(Reuters) - British online dating company Cupid Plc said an independent review of its operations did not find any evidence of the company using fake profiles to boost its membership, sending its shares up as much as 10 percent.
The BBC said in February that members of Cupid's online dating services suspected fake "flirtatious" messages had been used to encourage free users to sign up for paid subscriptions.
Cupid, which operates the benaughty.com and flirt.com websites, on Monday said it is making changes to the structure and approach of its "motivation team" so that Cupid staff will be clearly identified when interacting with customers.
Shares in the company were up 6 percent at 77 pence at 0825 GMT (4.25 a.m. EDT) on Monday on the London Stock Exchange. They have lost roughly two-thirds of their value so far this year.
The conclusion of the review is also expected to help the company in the sale of its casual dating business. Cupid had said last month that it had received several interests from potential buyers for its casual dating sites.
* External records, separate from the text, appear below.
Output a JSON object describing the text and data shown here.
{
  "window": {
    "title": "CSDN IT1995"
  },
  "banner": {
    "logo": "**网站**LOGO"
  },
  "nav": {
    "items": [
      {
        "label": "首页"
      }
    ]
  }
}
"People who are potential buyers in the business, and who may have seen risks around the practices should be reassured. That means the businesses are easier to sell and may get a higher price depending on individual negotiations," Peel Hunt analyst Stephen Yau told Reuters.
Cupid markets to people of different age groups, cultures and social interests, from its mature relationship website loveagain.com to its cheeky girlsdateforfree.com.